#9 Croonache
Non si può mai affermare con certezza assoluta e inopinabile l’innocenza o la colpevolezza di un soggetto, in particolar modo quando si parla ancora di indagini, ma si può indubbiamente constatare che il lupo perde il pelo ma non il vizio.
Totò Vasa Vasa Cuffaro torna, dopo dieci anni esatti dalla sua scarcerazione, al centro della cronaca giudiziaria siciliana. L’ex presidente della Regione siciliana, già condannato a sette anni per favoreggiamento alla mafia, risulta oggi indagato per associazione a delinquere, truffa e turbativa d’asta nell’ambito di appalti truccati nella sanità. I PM lo accusano di essere a capo di un’associazione criminale nell’ambito di giri d’affare occulti volti a favorire imprenditori amici, e la Procura ha chiesto per lui gli arresti domiciliari. Non figura solo lui tra gli indagati, ma pure per un altro grande canalizzatore d’influenze e di potere della politica siciliana, il deputato Saverio Romano (ex DC ex PPI ex UdC oggi NoiModerati), già imputato e poi prosciolto per insufficienza di prove per concorso esterno in associazione mafiosa.
Cuffaro non fece trascorrere nemmeno un anno da quando lasciò Rebibbia promettendo un abbandono definitivo della politica con annesso ritiro umanitario in Burundi a quando ripiombò nella scena politica fondando la Nuova DC. E a Palermo il suo ritorno venne visto di buon occhio da più di qualcuno, a cominciare dai rappresentanti degli studenti di certi istituti privati cristiani del capoluogo siculo (soprattutto quello in cui Cuffaro si formò illo tempore) che, appena usciti dal liceo, risposero positivamente alla chiamata alle armi di Cuffaro e della sua neonata “scuola di politica”, che forse sarebbe stato più consono chiamare Scuola di ladri, come il film di Villaggio, Boldi e Lino Banfi. Del resto, da quando Totò è tornato in politica, i momenti demenziali non sono di certo mancati, tra un “Martin Luther Kinghi”, una festa di partito con soli invitati pregiudicati e un “I have a drink”. Alla salute!
C’è da dire che nonostante il consolidamento di una nuova fanbase, composta prevalentemente da pregiudicati e da gente che fa girare un sacco di soldi (categorie che spesso coincidono), nessuno credeva veramente che Vasa Vasa sarebbe riuscito a riconquistare la fiducia dei siciliani, eppure la regola della memoria corta e della fedina penale che fa curriculum ha colpito ancora, riconfermandosi come principio istitutivo della non-coscienza politica dell’elettorato siciliano. Oggi la Nuova DC fa parte della maggioranza all’ARS e in consiglio comunale a Palermo, perché l’elettore sa che chi si fa la galera ha diritto di reinserirsi nella società, possibilmente salendo a rappresentarlo in qualche parlamento.

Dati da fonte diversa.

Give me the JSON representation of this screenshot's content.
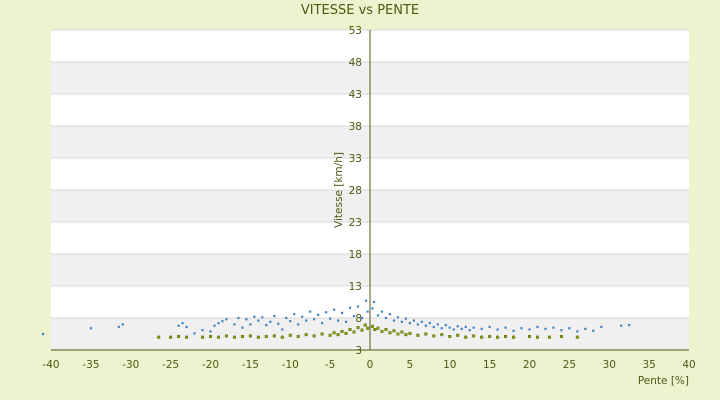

Sappiamo poco della nuova inchiesta che lo coinvolge, se non che si tratta di appalti pubblici nella sanità che, secondo il Fatto Quotidiano, Vasa Vasa, Romano e altri avrebbero truccato a favore della Fondazione Giglio, capitanata da Giovanni Albano (tra le altre cose figlio del boss di Borgetto, ma mai coinvolto in faccende di mafia), la cui sorella Nuccia fu piazzata peraltro dallo stesso Cuffaro ai vertici dell’assessorato regionale alla famiglia. Il caso era stato già trattato da Sigfrido Ranucci su Report nel novembre del 2023, ma come spesso accade i magistrati arrivano con un discreto ritardo. Inoltre, i nostri eroi avrebbero truccato i concorsi per operatore socio-sanitario presso l’azienda ospedaliera pubblica di Villa Sofia, passando le tracce delle prove di concorso ad amici ed elettori. Quindi ci risiamo? Mafia, appalti e baciuzzi? Lo scopriremo. Le certezze sono solo due: che la scena politica siciliana continua a puzzare incessantemente di marcio, e che la risposta standard di ogni inquisito dell’area conservatrice, ormai trasformatasi in una sorta di tormentone comico vista la riforma della giustizia che stanno promuovendo, continuerà ad essere in eterno “ho fiducia nella magistratura”.